Mayne turned and ran forward, slipping over the gore from a man’s abdomen and driving his right knee painfully into the ground, then picked himself up and leapt over the stacked wooden crates that formed the edge of the zariba. He saw Charrière waiting, then glanced back, hearing his own rasping breath, the pounding and ringing in his ears, the shrill whistling he experienced after gunfire. Hearing those things, he realised that something was different. The shooting and shrieking had stopped. And then he saw a most incredible sight. The dervishes had turned and begun to walk silently out of the billowing gun smoke in the direction they had come, their spears and swords held down. The ferocious energy that had propelled their advance had suddenly been expended, and the British had stood their ground.

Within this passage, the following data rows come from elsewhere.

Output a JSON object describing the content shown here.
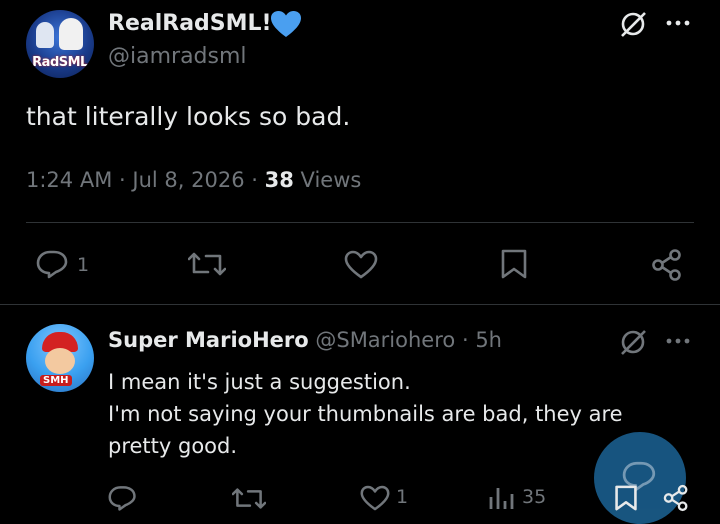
{
  "main_tweet": {
    "display_name": "RealRadSML!",
    "handle": "@iamradsml",
    "avatar_text": "RadSML",
    "text": "that literally looks so bad.",
    "time": "1:24 AM",
    "separator": "·",
    "date": "Jul 8, 2026",
    "views_count": "38",
    "views_label": "Views",
    "reply_count": "1",
    "colors": {
      "verified_badge": "#4a9ff0",
      "muted": "#71767b"
    }
  },
  "reply": {
    "display_name": "Super MarioHero",
    "handle": "@SMariohero",
    "separator": "·",
    "age": "5h",
    "avatar_text": "SMH",
    "lines": [
      "I mean it's just a suggestion.",
      "I'm not saying your thumbnails are bad, they are",
      "pretty good."
    ],
    "like_count": "1",
    "views_count": "35"
  },
  "icons": {
    "grok": "grok-icon",
    "more": "more-icon",
    "reply": "reply-icon",
    "retweet": "retweet-icon",
    "like": "heart-icon",
    "bookmark": "bookmark-icon",
    "share": "share-icon",
    "analytics": "analytics-icon",
    "compose": "compose-reply-icon"
  },
  "colors": {
    "background": "#000000",
    "text": "#e7e9ea",
    "divider": "#2f3336",
    "fab": "#1a5c8a"
  }
}
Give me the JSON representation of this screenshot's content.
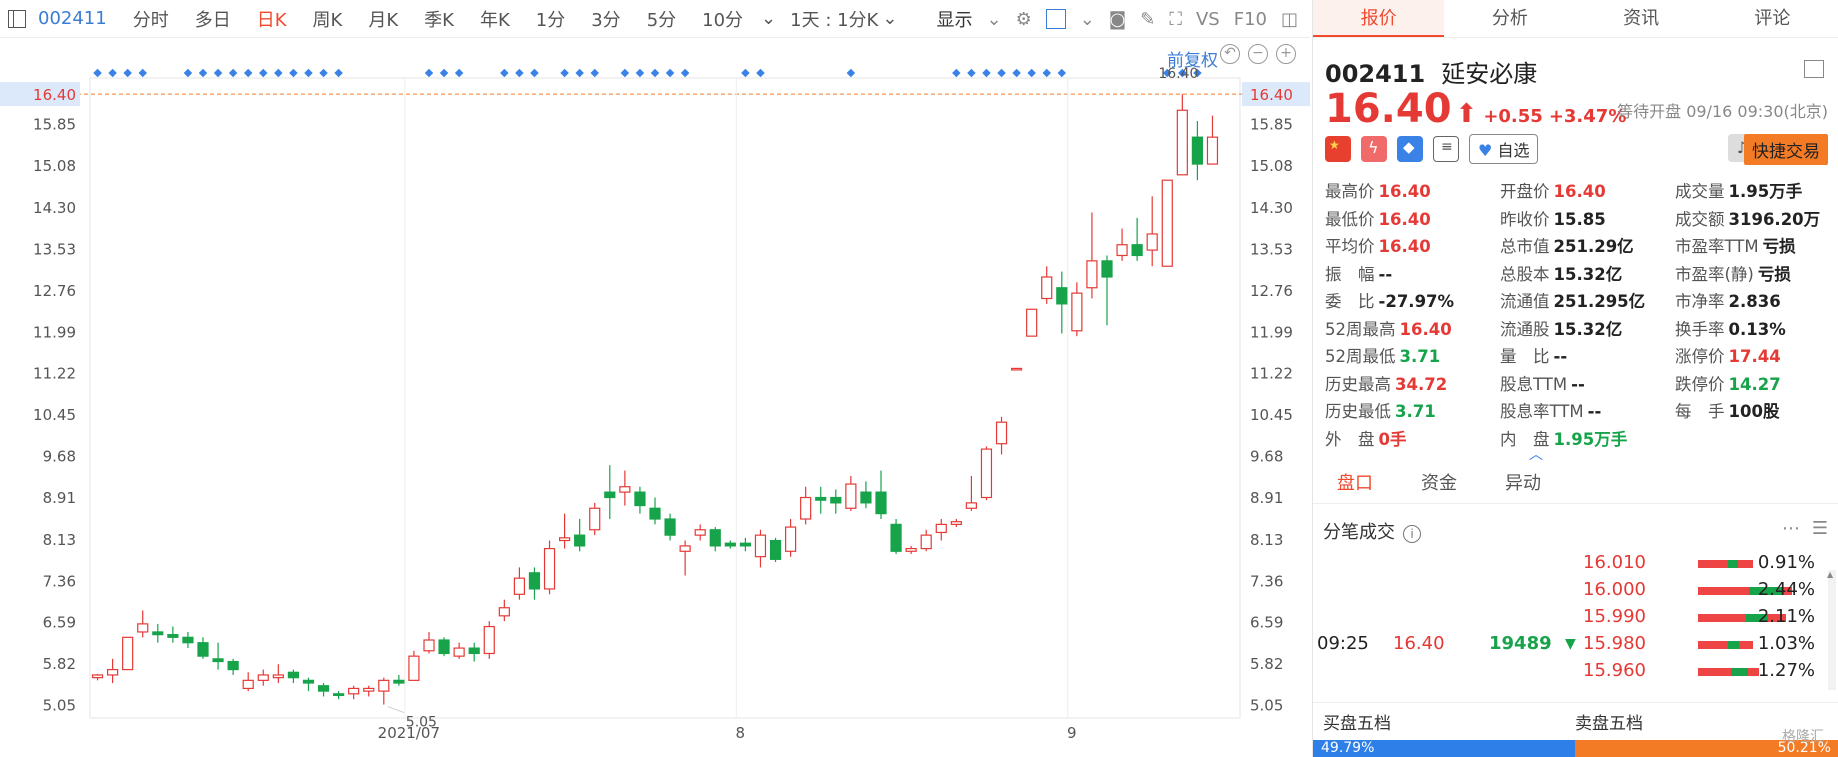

He was astonished by the dignity of their departure, by its utter disjunction from the savagery of a few moments before; it was as if they were mere tribesmen again, no more than people passing through, a timeless imprint of humanity in the desert that made the battle seem just a passing storm. The last of them disappeared out of sight, and for a moment the British troops slumped and exhausted in the zariba seemed agape with disbelief, stunned into immobility. It had been less than fifteen minutes since the dervish charge had begun. Fifteen minutes.